Michel cerró los ojos; se dejó rodear por la multitud que vomitaban los teatros; llegó a la plaza de la Ópera y contempló todos los grupos de ricos que desafiaban el frío dentro de cachemiras y pieles; pasó junto a la larga fila de ciches de gas y escapó por la rue Lafayette.

Ante él había casi cuatro kilómetros en línea recta.

“Huyamos de todo este mundo”, se dijo.

Y corrió, se arrastró, cayéndose a veces y levantándose adolorido, pero casi insensible; lo sostenía una fuerza superior a él mismo.

A medida que avanzaba, el silencio y el abandono renacían a su alrededor. Sin embargo, veía a lo lejos algo como una luz inmensa; escuchó un ruido formidable que no se podía comparar con nada.

Pero continuó, a pesar de todo; por fin llegó al centro mismo de un estruendo espantoso, a una sala inmensa en la cual diez mil personas cabían con comodidad; enfrente se leía, con letras de fuego:

Concierto eléctrico


¡Sí! ¡Concierto eléctrico! ¡Y qué instrumentos! Conforme a un procedimiento húngaro, doscientos pianos comunicados unos con otros por medio de una corriente eléctrica tocaban bajo las manos de un solo artista. ¡Un piano con potencia para doscientos!

“¡Huyamos! ¡Huyamos!”, casi gritó el desgraciado, perseguido por su tenaz demonio. “¡Fuera de París! ¡Quizás encuentre allí el reposo!”

¡Y se arrastraba de rodillas! Después de dos horas de lucha contra su propia debilidad, llegó al depósito de la Villette; allí se perdió; creyó que enfilaba por la puerta de Aubervilliers e ingresó en la interminable rue Saint-Maur; una hora después estaba junto a la prisión juvenil, en la esquina de la rue de la Roquette.

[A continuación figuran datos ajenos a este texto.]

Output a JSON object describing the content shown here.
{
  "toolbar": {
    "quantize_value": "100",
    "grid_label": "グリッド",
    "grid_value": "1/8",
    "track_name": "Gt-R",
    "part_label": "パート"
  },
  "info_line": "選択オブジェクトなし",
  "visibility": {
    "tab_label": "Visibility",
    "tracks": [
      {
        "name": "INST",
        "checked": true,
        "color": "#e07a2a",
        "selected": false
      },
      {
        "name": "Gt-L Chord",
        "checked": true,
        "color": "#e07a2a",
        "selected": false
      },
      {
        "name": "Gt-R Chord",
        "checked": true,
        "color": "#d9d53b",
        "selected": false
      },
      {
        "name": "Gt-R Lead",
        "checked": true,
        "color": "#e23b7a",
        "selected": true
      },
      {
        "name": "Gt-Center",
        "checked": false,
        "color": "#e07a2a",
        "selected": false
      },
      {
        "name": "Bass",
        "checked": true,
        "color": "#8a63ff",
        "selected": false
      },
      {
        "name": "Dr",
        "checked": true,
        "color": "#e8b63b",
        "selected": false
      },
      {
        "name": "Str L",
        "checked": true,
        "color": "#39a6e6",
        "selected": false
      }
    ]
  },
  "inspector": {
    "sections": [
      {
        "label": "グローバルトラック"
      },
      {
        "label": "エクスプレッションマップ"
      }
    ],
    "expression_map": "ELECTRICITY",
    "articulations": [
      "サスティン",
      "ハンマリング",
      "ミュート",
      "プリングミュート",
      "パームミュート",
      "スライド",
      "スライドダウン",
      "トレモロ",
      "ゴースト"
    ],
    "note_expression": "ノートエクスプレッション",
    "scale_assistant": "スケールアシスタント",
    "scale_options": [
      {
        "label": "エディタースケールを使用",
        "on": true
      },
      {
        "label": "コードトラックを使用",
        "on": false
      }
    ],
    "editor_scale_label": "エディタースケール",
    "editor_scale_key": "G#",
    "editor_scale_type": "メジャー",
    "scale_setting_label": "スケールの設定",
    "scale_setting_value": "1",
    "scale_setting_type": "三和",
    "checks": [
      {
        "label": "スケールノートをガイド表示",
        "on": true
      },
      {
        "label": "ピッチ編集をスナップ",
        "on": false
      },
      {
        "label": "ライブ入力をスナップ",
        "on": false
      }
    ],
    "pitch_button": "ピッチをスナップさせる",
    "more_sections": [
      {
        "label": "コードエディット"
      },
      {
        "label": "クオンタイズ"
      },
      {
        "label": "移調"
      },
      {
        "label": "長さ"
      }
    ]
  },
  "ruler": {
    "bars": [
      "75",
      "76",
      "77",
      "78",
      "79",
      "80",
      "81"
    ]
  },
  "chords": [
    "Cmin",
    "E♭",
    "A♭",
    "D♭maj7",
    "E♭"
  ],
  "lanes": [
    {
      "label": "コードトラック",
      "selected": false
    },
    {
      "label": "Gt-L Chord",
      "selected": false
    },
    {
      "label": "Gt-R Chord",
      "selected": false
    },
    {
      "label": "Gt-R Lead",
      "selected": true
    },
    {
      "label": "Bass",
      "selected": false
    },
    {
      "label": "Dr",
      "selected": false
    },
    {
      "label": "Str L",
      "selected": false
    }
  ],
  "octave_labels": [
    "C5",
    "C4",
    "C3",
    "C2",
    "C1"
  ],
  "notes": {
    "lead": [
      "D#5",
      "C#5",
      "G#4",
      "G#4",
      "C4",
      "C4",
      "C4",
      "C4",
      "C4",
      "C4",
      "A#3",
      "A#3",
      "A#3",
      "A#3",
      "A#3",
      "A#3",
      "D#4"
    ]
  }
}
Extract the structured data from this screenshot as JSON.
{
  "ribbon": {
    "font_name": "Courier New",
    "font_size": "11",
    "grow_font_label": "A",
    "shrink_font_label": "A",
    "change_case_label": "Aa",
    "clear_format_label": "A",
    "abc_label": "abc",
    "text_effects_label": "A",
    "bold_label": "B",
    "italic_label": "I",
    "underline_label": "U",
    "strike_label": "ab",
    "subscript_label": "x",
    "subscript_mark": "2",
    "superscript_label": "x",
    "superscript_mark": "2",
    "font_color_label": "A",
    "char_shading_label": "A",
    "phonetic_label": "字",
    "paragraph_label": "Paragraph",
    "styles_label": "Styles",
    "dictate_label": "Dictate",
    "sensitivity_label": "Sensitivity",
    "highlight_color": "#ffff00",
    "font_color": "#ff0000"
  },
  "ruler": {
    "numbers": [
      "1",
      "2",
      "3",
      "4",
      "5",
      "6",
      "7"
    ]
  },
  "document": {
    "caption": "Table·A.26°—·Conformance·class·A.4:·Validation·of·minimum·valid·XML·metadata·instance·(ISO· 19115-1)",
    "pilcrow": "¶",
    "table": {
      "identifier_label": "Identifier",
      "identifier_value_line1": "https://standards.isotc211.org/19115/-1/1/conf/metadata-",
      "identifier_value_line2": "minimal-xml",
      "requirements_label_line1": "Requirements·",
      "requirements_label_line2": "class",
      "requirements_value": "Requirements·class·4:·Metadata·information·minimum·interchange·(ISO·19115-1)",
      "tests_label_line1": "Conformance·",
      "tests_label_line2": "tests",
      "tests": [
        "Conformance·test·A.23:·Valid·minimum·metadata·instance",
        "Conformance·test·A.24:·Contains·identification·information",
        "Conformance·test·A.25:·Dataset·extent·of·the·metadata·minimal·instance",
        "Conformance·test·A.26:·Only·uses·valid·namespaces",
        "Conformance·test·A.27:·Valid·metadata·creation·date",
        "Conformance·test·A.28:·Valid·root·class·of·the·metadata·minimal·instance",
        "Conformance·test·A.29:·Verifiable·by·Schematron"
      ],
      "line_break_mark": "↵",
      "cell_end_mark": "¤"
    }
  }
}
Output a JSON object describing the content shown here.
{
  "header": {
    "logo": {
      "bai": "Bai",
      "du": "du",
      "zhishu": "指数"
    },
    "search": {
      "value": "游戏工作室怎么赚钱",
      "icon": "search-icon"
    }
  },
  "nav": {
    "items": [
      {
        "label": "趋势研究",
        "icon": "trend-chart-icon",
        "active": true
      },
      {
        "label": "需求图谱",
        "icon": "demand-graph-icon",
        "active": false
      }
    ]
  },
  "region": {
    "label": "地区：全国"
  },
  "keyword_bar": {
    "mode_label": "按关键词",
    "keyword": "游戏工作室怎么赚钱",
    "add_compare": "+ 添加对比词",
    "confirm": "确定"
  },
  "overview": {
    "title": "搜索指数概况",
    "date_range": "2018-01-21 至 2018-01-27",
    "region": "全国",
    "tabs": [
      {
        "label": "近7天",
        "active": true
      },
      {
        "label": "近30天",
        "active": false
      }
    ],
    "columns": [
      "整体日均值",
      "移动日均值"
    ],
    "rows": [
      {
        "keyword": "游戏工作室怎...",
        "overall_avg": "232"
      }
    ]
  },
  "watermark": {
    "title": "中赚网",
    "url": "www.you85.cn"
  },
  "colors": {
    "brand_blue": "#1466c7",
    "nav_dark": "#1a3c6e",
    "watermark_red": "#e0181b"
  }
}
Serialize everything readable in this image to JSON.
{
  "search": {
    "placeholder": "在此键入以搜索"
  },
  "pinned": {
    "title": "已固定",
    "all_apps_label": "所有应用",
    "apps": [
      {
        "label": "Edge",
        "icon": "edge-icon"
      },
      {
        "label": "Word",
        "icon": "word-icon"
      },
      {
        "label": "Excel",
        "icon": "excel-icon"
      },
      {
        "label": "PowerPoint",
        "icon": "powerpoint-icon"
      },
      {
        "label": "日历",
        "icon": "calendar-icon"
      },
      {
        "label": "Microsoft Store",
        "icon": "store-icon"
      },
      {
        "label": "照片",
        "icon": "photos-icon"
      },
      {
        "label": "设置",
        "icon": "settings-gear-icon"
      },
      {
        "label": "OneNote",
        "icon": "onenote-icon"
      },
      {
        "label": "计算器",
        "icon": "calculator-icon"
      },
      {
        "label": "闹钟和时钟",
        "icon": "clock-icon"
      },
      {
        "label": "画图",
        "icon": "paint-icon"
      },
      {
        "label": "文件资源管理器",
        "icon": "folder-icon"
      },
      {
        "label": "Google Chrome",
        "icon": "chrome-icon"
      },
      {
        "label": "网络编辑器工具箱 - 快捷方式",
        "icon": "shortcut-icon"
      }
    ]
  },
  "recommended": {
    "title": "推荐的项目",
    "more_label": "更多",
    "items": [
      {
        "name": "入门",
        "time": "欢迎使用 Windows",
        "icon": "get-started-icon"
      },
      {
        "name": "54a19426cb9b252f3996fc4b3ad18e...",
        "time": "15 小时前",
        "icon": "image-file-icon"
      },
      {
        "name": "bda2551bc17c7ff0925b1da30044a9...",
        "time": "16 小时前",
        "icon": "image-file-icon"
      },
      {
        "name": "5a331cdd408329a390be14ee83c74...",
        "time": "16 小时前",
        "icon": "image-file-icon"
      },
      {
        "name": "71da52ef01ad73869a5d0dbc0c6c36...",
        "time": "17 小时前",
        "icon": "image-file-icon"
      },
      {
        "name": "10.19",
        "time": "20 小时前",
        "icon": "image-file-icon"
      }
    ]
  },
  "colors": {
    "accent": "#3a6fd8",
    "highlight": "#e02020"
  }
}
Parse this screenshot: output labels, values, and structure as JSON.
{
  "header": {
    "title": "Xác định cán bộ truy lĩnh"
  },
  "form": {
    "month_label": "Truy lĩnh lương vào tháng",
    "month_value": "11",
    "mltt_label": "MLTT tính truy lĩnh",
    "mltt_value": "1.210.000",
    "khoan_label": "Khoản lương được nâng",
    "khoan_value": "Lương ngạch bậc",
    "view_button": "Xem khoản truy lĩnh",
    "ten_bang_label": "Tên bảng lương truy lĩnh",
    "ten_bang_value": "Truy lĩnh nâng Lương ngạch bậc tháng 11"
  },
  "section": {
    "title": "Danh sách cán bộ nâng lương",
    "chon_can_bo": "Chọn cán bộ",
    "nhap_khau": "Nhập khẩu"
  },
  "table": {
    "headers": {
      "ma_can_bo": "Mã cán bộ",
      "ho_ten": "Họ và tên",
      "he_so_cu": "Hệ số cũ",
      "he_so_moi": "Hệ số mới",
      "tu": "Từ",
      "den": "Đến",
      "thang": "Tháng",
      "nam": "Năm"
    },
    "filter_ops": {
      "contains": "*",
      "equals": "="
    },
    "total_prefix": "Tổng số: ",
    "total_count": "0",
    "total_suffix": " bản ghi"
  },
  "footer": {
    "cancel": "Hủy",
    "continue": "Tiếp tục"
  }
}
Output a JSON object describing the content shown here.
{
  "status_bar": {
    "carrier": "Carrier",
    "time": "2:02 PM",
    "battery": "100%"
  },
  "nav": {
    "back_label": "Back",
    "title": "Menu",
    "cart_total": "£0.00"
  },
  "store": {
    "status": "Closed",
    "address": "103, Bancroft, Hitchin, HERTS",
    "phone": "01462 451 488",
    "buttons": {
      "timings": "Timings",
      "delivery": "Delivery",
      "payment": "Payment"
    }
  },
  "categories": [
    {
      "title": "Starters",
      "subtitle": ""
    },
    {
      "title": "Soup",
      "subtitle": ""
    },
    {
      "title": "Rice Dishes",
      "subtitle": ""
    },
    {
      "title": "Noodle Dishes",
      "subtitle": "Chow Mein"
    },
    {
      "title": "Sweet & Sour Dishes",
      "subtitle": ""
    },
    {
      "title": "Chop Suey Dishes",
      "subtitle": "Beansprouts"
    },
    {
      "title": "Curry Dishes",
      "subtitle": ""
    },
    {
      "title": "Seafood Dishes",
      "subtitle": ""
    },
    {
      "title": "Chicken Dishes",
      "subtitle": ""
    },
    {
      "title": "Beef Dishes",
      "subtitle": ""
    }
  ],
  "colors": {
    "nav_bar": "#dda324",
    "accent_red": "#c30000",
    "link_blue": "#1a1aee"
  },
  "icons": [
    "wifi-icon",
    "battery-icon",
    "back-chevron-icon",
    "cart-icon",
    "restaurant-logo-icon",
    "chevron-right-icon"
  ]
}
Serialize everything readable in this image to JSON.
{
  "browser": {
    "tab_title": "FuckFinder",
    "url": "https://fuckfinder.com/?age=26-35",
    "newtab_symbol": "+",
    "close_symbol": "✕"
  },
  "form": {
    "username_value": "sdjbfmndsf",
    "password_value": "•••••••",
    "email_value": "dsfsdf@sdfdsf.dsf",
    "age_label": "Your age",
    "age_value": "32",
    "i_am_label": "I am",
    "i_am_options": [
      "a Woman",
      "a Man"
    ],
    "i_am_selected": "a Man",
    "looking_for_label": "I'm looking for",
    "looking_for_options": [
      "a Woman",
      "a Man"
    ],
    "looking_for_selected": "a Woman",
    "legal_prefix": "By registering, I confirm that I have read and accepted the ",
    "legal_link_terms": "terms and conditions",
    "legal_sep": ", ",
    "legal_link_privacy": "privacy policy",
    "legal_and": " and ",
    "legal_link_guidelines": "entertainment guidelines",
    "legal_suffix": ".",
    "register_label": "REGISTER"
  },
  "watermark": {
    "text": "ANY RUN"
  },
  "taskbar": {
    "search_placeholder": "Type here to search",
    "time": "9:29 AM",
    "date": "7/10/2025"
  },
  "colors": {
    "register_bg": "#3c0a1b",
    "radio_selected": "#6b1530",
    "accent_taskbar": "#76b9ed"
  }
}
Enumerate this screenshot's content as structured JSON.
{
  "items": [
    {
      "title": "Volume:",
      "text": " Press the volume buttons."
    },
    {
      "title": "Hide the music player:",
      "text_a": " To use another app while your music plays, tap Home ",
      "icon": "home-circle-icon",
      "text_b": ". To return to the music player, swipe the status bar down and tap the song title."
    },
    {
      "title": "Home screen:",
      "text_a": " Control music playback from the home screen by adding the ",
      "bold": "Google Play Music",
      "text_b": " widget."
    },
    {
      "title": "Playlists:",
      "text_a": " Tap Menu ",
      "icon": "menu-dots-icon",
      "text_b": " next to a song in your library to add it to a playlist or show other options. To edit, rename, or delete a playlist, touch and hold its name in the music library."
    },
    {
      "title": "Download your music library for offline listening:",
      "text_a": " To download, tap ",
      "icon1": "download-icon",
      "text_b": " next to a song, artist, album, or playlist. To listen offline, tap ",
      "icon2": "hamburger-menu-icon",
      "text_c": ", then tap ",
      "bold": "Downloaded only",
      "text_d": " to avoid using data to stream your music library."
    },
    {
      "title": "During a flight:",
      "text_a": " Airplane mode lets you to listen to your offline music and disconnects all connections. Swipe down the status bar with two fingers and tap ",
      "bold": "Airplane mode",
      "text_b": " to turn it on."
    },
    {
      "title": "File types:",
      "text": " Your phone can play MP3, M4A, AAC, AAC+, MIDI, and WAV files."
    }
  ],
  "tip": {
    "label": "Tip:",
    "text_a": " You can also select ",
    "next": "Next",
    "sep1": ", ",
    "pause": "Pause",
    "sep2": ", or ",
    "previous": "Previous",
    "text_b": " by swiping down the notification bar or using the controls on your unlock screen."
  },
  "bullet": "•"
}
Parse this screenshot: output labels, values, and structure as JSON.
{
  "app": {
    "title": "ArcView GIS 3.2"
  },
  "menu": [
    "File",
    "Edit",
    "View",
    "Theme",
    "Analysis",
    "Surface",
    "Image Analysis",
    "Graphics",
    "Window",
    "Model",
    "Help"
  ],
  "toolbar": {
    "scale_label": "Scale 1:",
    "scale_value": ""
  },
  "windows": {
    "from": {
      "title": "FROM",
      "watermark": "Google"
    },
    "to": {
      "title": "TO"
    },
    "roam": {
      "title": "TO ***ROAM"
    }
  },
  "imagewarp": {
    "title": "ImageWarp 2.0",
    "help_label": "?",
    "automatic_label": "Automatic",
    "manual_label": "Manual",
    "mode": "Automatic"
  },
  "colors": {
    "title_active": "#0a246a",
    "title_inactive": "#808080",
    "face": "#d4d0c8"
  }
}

Y allí había un espectáculo siniestro. Se estaba levantando un patíbulo. Se preparaba una ejecución para el amanecer.

Varios obreros estaban alzando la plataforma; cantaban.

Michel quiso escapar de esa visión; pero chocó con una caja abierta. Al levantarse, vió una batería eléctrica.

¡Y recordó! Comprendió. Ya no se cortaban cabezas.

Se fulminaba con una descarga. Eso imitaba mejor la venganza celeste.

Michel volvió a gritar y desapareció.

Daban las cuatro de la madrugada en la iglesia de Sainte-Marguerite.